Secondo l’organizzazione non governativa Global Witness ogni anno molti ambientalisti e difensori della biodiversità verrebbero uccisi in condizioni e da individui spesso non meglio identificati, che gettano un alone di tenebra sui rischi della lotta a difesa dell’ambiente.
Gli omicidi si concentrerebbero in particolar modo in America del Sud e riguarderebbero anche minoranze etniche come quelle indios ed autoctone, ma la situazione coinvolge attivisti di tutto il mondo.
L’impietoso rapporto di Global Witness
La difesa dell’ambiente ad ogni costo è ciò che spesso si sente dire da molti attivisti votati alla causa ambientale. Un costo che tuttavia dovrebbe esulare dalla propria integrità fisica, dalla propria vita. Invece così non è, almeno stando al rapporto stilato dalla organizzazione non governativa Global Witness.
L’ente anglo-americano segnala come lo scorso anno abbiano perso la vita 200 attivisti ambientali in tutto il mondo: 200 persone sarebbero quindi morte per posizioni ideologiche personali, per un reato d’opinione si potrebbe quasi dire.
I pericoli maggiori per chi lotta contro sfruttamento di risorse e per il rispetto della biodiversità si concentrano in America Latina, continente che guida la classifica degli stati più pericolosi per gli ambientalisti, detenendo l’intero podio.
Messico, Colombia e Brasile: ecco le nazioni dove essere a favore di un futuro sostenibile e green può comportare serie conseguenze per l’incolumità di chi si fa portavoce di queste battaglie.

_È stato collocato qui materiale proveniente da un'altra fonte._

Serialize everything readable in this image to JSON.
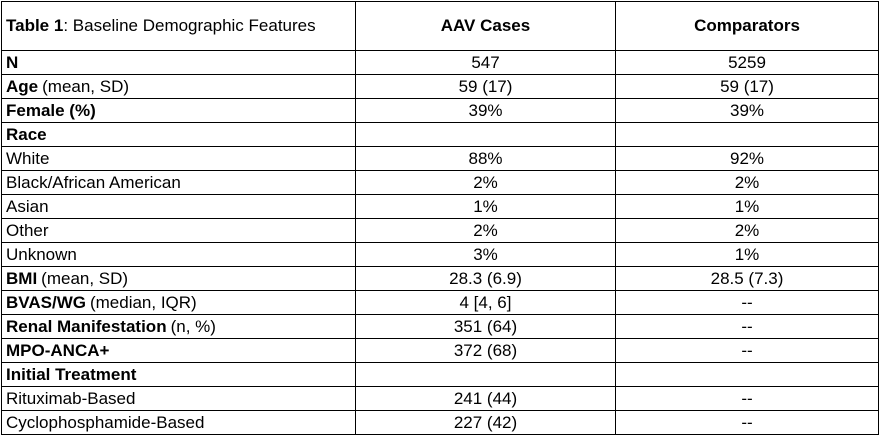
{
  "table": {
    "title_bold": "Table 1",
    "title_rest": ": Baseline Demographic Features",
    "columns": [
      "AAV Cases",
      "Comparators"
    ],
    "rows": [
      {
        "label": "N",
        "bold": true,
        "cases": "547",
        "comparators": "5259"
      },
      {
        "label": "Age",
        "note": "(mean, SD)",
        "bold": true,
        "cases": "59 (17)",
        "comparators": "59 (17)"
      },
      {
        "label": "Female (%)",
        "bold": true,
        "cases": "39%",
        "comparators": "39%"
      },
      {
        "label": "Race",
        "bold": true
      },
      {
        "label": "White",
        "bold": false,
        "cases": "88%",
        "comparators": "92%"
      },
      {
        "label": "Black/African American",
        "bold": false,
        "cases": "2%",
        "comparators": "2%"
      },
      {
        "label": "Asian",
        "bold": false,
        "cases": "1%",
        "comparators": "1%"
      },
      {
        "label": "Other",
        "bold": false,
        "cases": "2%",
        "comparators": "2%"
      },
      {
        "label": "Unknown",
        "bold": false,
        "cases": "3%",
        "comparators": "1%"
      },
      {
        "label": "BMI",
        "note": "(mean, SD)",
        "bold": true,
        "cases": "28.3 (6.9)",
        "comparators": "28.5 (7.3)"
      },
      {
        "label": "BVAS/WG",
        "note": "(median, IQR)",
        "bold": true,
        "cases": "4 [4, 6]",
        "comparators": "--"
      },
      {
        "label": "Renal Manifestation",
        "note": "(n, %)",
        "bold": true,
        "cases": "351 (64)",
        "comparators": "--"
      },
      {
        "label": "MPO-ANCA+",
        "bold": true,
        "cases": "372 (68)",
        "comparators": "--"
      },
      {
        "label": "Initial Treatment",
        "bold": true
      },
      {
        "label": "Rituximab-Based",
        "bold": false,
        "cases": "241 (44)",
        "comparators": "--"
      },
      {
        "label": "Cyclophosphamide-Based",
        "bold": false,
        "cases": "227 (42)",
        "comparators": "--"
      }
    ]
  }
}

Soprattutto ad essere vittima sono coloro che si oppongono allo sfruttamento minerario ed energetico (fonti fossili in particolare), all’agricoltura intensiva e alla deforestazione.
Non un fenomeno recente
Global Witness documenta da ormai un decennio questo lugubre fenomeno, il quale si mostra in tutta la sua impietosa barbarie nel momento in cui si riporta il valore totale di decessi da quando l’associazione svolge di queste rilevazioni: 1.733, un ambientalista ucciso ogni due giorni.
Dato sottolineato è l’origine etnica degli attivisti uccisi, in quanto le morti sembrerebbero riguardare più facilmente persone appartenenti a piccole minoranze etnico-sociali, le quali hanno quindi minori possibilità di far sentire la propria voce e di denunciare con forza vessazioni provenienti da grandi gruppi di interesse economico e politico.In tal senso il 40% dei cadaveri afferisce a gruppi indigeni e minoranze etniche, nonostante queste costituiscano appena il 5% della popolazione mondiale.
Come sottolinea la stessa portavoce di Global Witness, ambientalisti e attivisti indigeni, pur ricoprendo un ruolo fondamentale a contrasto del collasso ecologico, sono sempre più vittime di attacchi fisici e violenza corporea, sono criminalizzati e vessati da corporazioni, aziende e governi repressivi che anteporrebbero il profitto alla salvaguardia biologica.